Ad Ancona, una trentina di senza casa e attivisti per il diritto all’abitazione hanno occupato uno stabile disabitato in via Cialdini, nel centro del capoluogo marchigiano, denominandolo «Casa de’ nialtri 2.0», perché in continuità con l’occupazione invernale di un’ex scuola materna, chiamata appunto «Casa de’ nialtri».
L’esperienza invernale, iniziata sotto Natale, il 22 dicembre, e finita con uno sgombero militarizzato all’alba del 5 febbraio scorso, ha saputo raccogliere il sostegno di partiti, centri sociali, associazioni e centinaia di cittadini, nonché di intellettuali locali e nazionali, come Dario Fo, Ugo Mattei, Aldo Nove e Wu Ming, tanto da trasformarsi in un libro. Casa de’ nialtri. Storia di un’occupazione (ed. Italic/peQuod, pp. 100, euro 12) è il racconto dei 44 giorni di occupazione dell’ex scuola materna di via Ragusa, da parte di un collettivo formato perlopiù da «persone disperate, rimaste senza lavoro, senza casa, molti senza famiglia».
Memoriale prezioso, questo instant book è un documento di micro-storia che, sebbene provenga dall’ottica particolare di una cittadina di provincia, testimonia perfettamente i riflessi materiali, sulla carne viva, delle dinamiche di esclusione che caratterizzano la società globalizzata. Al centro ci sono loro: i migranti senza casa provenienti da mezzo mondo – Afghanistan, Algeria, Burkina Faso, Costa d’Avorio, India, Marocco, Nigeria, Niger, Pakistan, Portogallo, Repubblica Domenicana, Romania, Somalia, Sudan, Tunisia – e i nostri stessi connazionali, finiti in miseria. Soggettività diverse, anche conflittuali, che «si sono trovate unite a partire da un bisogno primario, la casa. Un diritto prima ancora che politico e sociale, umano», come sottolineano gli Autori vari dell’opera.
I protagonisti di quest’avventura antagonista avevano alle spalle storie tanto «allucinanti», secondo gli Autori, quanto «emblematiche della situazione sociale del Paese»: migranti arrivati con le imbarcazioni di fortuna a Lampedusa e altri ormai stanziali; cittadini occupati nell’edilizia che, «con la crisi del comparto hanno perso prima il lavoro e poi la casa», alcuni dei quali costretti a dormire nel proprio camion, «di giorno alla disperata ricerca di un qualcosa da fare, di notte rannicchiati dentro l’unica cosa di proprietà rimastagli»; ma anche quattro italiani, tutti maschi, di cui uno impiegato come bidello in una scuola superiore.
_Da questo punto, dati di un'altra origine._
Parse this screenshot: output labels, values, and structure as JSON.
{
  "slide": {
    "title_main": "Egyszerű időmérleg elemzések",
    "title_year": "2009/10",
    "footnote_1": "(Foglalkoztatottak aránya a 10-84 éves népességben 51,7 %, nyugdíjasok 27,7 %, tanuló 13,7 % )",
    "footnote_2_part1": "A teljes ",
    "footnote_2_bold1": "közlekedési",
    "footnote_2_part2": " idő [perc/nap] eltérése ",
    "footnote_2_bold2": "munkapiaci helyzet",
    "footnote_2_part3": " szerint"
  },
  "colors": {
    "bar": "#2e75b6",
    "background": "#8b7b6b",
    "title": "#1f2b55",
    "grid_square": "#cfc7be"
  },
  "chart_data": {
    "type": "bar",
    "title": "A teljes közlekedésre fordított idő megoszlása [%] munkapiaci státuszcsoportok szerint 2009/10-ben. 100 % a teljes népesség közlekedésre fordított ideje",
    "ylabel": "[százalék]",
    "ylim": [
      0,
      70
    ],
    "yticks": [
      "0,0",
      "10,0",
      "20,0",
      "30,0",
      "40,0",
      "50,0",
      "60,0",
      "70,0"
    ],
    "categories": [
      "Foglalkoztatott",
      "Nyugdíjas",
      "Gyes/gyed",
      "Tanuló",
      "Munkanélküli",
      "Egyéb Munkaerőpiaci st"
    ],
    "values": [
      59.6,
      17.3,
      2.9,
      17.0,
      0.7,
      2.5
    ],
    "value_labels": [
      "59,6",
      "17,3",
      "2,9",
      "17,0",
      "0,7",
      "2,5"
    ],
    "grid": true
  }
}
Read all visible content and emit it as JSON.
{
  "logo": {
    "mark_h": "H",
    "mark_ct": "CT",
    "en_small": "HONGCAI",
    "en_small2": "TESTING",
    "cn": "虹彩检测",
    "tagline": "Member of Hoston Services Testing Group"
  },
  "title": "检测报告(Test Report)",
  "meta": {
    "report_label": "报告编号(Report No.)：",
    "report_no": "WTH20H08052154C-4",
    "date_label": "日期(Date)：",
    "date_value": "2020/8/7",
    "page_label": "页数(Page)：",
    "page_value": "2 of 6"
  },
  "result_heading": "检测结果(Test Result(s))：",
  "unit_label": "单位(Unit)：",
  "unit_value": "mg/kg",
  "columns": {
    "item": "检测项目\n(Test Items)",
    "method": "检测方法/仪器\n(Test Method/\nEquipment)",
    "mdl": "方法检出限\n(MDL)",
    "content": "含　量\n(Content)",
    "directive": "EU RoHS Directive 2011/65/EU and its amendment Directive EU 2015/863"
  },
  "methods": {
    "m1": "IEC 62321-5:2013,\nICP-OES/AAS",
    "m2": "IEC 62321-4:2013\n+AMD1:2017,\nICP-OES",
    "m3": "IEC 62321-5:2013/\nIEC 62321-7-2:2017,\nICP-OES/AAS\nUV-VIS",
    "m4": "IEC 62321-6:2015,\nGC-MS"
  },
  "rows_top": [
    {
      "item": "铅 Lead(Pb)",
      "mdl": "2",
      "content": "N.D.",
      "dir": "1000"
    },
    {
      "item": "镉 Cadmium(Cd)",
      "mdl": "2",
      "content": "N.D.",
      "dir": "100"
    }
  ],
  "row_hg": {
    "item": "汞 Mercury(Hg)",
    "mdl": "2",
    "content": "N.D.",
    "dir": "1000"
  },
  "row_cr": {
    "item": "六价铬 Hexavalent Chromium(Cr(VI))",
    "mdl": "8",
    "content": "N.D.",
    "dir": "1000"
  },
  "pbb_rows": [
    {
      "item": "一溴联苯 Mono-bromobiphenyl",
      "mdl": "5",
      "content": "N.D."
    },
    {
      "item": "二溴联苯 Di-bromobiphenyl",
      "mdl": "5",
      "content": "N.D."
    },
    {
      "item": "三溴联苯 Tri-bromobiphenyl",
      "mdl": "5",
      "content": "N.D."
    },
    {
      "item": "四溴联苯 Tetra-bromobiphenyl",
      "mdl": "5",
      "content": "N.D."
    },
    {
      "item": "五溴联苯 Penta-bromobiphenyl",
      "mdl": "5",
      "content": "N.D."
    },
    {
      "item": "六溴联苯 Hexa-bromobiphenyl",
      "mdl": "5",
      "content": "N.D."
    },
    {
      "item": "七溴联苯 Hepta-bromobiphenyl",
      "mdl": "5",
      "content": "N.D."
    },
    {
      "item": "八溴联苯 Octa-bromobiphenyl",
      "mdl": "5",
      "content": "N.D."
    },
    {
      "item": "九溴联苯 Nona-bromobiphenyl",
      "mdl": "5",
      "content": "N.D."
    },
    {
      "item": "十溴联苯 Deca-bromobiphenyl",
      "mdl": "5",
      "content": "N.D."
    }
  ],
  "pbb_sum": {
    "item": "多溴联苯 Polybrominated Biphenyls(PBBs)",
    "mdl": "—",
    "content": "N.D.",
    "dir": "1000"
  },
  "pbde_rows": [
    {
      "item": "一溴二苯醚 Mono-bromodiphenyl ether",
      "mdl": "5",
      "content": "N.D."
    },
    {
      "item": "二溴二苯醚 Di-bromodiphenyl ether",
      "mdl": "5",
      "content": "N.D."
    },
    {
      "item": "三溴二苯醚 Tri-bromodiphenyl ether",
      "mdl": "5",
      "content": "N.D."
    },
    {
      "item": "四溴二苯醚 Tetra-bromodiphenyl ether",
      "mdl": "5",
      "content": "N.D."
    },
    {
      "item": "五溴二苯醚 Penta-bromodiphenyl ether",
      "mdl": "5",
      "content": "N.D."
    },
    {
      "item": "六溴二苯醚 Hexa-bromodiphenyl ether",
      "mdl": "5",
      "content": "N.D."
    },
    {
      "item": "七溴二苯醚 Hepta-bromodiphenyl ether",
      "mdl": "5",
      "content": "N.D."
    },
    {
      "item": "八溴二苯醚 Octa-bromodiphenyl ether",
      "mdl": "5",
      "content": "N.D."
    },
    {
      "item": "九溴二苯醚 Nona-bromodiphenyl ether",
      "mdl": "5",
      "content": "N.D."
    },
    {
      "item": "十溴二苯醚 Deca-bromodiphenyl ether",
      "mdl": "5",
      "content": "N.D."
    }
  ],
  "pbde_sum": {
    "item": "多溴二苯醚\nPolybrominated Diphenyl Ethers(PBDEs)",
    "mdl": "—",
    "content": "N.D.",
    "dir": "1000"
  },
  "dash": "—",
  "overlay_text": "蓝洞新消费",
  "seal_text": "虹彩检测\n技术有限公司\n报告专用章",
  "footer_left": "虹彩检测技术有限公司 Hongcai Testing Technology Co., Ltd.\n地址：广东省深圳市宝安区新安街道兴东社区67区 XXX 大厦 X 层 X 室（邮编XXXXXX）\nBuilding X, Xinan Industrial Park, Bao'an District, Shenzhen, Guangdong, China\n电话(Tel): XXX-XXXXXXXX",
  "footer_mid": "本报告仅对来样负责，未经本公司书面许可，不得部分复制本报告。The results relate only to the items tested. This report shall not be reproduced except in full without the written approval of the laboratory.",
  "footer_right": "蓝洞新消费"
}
A sostenere questi moderni «miserabili» è stata una collettività variegata: anarchici e Sel, Centri sociali e Pdci, associazioni di estrazione cattolica e non, assieme a «vecchi» militanti dei movimenti. Questa compagine antagonista ha provato a contrapporre la legittimità dell’occupazione sociale di un edificio pubblico abbandonato alla legalità, che «tutela i forti a discapito dei deboli.
Casa de’ nialtri è un racconto corale, che rimanda al realismo indignato dei nostri grandi narratori, da Hugo a Silone fino a Steinbeck e oltre. Questo piccolo diario riesce a mantenere, come quegli scrittori, lo sguardo puntato e concentrato sulle condizioni dei poveri, di chi è costretto a cercare ricoveri di fortuna per sopravvivere. Tuttavia, i protagonisti della grande narrativa realista erano singoli individui o tutt’al più famiglie, mentre in questa «storia vera», in questo diario si tratta di estranei, che hanno provato a creare una comunità sperimentando, anche grazie ai progressi della democrazia partecipativa, una sorta di anti-epica della solidarietà, ovvero un’epica senza bisogno di eroi.